Across invocations — for multi-node / cluster scaling, run one ffrprep invocation per subject under your scheduler (slurm job array, GNU parallel, HTCondor, etc.). Both layers compose: 8 parallel slurm tasks each with --n_procs 4 gives 32-way effective parallelism.

Single workstation¶

ffrprep \
/data/bids_dataset \
/data/bids_dataset/derivatives \
participant \
--participant_label 01 02 03 \
--n_procs 4

The 4 workers chew through each subject’s (task, run) iterations in parallel, then move to the next subject.

Cluster (slurm job array)¶

Run one invocation per subject via the scheduler; each job uses --n_procs for intra-subject parallelism. Example wrapper script:

# ffrprep_one_subject.sh
#!/bin/bash
#SBATCH --array=0-99
#SBATCH --cpus-per-task=4
#SBATCH --mem=16G
SUBJECTS=(sub-01 sub-02 sub-03 ...)
SUB=${SUBJECTS[$SLURM_ARRAY_TASK_ID]}
ffrprep /data /data/derivatives participant \
    --participant_label ${SUB#sub-} \
    --n_procs $SLURM_CPUS_PER_TASK

Cluster (GNU parallel on a single beefy box)¶

parallel -j 8 \
  "ffrprep /data /data/derivatives participant \
     --participant_label {} --n_procs 4" \
  ::: 01 02 03 04 05 06 07 08

Failure handling¶

A failure in any (task, run) iteration aborts the run (fail-fast). The exception propagates up from the worker to the CLI entry point, so the underlying error is visible in the terminal output. Per-iteration logs land in <work_dir>/<task>-<run>.log so you can drill into the failing iteration without scanning the whole subject log.

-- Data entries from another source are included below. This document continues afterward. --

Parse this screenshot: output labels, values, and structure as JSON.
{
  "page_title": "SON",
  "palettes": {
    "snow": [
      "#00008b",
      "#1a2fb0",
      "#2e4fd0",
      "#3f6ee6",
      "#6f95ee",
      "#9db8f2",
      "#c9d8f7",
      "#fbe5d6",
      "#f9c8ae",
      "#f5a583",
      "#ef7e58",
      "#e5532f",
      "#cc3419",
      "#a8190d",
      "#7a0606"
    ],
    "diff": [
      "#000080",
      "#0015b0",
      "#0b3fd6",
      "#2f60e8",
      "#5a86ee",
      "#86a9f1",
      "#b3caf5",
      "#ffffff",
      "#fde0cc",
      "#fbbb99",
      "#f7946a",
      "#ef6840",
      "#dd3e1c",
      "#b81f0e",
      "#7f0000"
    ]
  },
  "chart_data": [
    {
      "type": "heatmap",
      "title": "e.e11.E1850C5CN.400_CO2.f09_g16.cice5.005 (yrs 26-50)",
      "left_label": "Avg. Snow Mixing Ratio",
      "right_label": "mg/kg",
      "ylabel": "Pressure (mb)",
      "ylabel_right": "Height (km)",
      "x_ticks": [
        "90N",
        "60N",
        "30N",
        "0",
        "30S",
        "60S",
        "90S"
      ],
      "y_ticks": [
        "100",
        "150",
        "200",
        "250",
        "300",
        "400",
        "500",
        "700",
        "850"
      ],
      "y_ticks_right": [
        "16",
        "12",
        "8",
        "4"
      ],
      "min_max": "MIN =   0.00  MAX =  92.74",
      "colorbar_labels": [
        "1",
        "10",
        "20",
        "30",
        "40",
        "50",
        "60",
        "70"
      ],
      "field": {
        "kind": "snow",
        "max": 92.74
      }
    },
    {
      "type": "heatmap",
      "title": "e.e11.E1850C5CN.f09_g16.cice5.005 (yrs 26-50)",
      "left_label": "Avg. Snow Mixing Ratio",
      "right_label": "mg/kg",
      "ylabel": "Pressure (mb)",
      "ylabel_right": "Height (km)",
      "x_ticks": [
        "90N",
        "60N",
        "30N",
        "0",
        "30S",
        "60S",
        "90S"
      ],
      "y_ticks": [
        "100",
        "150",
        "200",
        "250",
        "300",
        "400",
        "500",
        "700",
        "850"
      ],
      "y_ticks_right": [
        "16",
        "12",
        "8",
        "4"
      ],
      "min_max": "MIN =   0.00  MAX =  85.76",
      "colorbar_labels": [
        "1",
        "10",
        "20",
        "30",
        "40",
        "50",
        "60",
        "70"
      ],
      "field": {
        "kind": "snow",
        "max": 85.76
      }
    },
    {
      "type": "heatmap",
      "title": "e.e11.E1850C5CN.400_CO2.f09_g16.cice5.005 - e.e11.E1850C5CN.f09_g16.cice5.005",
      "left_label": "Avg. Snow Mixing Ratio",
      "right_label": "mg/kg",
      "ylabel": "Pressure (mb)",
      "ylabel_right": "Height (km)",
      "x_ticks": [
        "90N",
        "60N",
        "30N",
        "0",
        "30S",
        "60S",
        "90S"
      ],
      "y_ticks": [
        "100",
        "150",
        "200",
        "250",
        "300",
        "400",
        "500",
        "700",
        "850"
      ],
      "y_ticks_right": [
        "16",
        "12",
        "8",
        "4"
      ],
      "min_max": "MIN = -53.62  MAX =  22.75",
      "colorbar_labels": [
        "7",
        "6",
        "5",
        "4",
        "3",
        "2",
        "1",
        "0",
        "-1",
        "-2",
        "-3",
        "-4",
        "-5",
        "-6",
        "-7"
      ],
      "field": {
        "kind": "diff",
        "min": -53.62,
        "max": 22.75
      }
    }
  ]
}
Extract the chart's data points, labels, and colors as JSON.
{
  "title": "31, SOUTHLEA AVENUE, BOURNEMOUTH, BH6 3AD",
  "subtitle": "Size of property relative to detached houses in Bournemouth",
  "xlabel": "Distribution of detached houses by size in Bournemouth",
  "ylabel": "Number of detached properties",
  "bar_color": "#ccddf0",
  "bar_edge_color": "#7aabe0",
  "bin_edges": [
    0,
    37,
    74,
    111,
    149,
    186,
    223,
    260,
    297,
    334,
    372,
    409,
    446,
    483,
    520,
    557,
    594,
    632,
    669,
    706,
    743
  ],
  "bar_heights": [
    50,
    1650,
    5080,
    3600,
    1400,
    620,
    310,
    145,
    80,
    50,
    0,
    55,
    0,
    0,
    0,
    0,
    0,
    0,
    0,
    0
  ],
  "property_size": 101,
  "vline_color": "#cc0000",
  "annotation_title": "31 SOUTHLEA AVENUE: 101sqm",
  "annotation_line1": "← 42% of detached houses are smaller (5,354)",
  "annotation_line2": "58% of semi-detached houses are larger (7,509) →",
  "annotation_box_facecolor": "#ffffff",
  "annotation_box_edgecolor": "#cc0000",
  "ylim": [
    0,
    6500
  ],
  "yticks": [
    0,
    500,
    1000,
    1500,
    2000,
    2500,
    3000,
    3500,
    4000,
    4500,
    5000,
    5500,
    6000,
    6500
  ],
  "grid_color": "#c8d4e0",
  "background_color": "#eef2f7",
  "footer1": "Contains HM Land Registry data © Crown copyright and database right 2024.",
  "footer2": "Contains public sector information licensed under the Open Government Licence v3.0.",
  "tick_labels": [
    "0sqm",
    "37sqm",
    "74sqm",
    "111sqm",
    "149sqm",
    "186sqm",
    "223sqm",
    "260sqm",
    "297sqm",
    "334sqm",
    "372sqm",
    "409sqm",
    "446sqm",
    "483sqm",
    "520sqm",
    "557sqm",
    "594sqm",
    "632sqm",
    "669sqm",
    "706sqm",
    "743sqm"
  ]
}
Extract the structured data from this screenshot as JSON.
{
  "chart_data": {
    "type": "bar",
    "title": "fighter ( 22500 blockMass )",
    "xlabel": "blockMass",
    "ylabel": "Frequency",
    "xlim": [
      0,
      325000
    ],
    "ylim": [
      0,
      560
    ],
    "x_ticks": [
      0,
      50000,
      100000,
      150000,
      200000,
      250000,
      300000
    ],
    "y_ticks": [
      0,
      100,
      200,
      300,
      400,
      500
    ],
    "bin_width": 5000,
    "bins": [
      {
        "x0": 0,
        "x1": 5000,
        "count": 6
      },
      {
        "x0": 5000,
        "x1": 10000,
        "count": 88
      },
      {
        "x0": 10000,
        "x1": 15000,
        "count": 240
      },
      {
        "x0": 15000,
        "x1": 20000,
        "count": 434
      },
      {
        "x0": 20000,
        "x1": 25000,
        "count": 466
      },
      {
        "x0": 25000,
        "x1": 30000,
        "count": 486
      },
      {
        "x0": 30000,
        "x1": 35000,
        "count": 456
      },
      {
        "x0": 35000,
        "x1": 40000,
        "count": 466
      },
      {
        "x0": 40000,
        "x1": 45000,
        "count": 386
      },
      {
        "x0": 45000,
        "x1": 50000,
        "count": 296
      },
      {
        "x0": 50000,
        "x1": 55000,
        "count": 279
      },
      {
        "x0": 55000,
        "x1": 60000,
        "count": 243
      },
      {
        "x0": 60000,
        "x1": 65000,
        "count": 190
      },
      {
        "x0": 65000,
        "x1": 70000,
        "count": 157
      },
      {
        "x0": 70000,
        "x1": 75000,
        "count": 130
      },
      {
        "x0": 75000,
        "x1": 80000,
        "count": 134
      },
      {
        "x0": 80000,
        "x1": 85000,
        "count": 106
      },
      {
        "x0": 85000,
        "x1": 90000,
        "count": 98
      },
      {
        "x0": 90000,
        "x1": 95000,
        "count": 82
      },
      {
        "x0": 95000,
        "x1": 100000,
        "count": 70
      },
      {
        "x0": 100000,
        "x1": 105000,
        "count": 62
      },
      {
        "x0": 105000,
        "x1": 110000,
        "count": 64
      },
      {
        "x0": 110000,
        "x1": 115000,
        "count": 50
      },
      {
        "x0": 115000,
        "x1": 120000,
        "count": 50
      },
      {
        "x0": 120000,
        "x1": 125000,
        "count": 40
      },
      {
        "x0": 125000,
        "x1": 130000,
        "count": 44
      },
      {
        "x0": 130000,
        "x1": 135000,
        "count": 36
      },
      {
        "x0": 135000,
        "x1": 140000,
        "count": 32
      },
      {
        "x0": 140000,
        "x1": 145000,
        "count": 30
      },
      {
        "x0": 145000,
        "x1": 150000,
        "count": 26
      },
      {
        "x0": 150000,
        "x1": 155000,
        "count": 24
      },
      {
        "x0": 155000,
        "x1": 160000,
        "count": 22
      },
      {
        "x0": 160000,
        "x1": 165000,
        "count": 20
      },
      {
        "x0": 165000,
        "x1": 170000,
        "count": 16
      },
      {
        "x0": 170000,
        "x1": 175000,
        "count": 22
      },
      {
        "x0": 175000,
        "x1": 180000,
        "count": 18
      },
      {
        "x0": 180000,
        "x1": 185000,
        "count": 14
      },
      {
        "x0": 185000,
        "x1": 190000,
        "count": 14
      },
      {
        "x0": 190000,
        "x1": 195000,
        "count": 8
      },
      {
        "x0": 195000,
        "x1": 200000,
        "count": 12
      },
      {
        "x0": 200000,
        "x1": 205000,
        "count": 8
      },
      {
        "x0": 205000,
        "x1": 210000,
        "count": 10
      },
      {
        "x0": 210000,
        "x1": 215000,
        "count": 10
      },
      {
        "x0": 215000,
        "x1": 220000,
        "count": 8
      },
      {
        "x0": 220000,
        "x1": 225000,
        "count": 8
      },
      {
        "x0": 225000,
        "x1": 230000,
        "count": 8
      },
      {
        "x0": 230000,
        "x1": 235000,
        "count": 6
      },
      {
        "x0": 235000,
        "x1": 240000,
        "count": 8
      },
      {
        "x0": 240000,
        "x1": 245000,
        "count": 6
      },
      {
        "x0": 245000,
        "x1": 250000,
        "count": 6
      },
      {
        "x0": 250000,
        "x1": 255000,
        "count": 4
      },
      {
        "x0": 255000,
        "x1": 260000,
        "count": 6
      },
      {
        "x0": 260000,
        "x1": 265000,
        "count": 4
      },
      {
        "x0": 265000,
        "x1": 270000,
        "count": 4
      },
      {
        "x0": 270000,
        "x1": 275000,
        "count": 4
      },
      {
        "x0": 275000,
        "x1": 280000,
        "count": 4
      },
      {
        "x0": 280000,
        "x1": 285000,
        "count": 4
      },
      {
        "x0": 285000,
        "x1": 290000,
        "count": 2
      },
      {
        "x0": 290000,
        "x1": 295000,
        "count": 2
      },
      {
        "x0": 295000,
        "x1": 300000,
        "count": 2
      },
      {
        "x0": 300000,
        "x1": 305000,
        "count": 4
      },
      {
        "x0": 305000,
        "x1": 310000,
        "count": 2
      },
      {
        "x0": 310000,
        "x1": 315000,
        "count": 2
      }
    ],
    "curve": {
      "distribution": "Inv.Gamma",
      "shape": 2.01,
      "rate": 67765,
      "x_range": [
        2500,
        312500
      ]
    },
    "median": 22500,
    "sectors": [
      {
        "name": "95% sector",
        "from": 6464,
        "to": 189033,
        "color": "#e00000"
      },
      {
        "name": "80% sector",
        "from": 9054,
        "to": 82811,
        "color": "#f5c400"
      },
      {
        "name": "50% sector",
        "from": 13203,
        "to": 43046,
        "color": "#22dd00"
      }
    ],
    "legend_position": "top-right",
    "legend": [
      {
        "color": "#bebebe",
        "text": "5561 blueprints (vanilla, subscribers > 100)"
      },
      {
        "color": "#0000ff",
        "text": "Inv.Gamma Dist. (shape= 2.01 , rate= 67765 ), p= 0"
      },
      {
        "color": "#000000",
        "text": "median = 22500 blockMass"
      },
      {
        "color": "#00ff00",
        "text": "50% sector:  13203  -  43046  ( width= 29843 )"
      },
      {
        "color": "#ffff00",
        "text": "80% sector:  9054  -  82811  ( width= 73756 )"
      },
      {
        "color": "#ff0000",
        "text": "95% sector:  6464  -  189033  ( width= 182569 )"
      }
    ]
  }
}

Support and communication¶

The documentation of this project is found here: https://sitek.github.io/ffrprep.

All bugs, concerns and enhancement requests for this software can be submitted here: https://github.com/sitek/ffrprep/issues.

If you have a problem or would like to ask a question about how to use ffrprep, please submit a question to NeuroStars.org with an ffrprep tag. NeuroStars.org is a platform similar to StackOverflow but dedicated to neuroinformatics.

All previous ffrprep questions are available here: http://neurostars.org/tags/ffrprep/

Not running on a local machine? - Data transfer¶

Please contact you local system administrator regarding possible and favourable transfer options (e.g., rsync or FileZilla).

A very comprehensive approach would be Datalad, which will handle data transfers with the appropriate settings and commands. Datalad also performs version control over your data.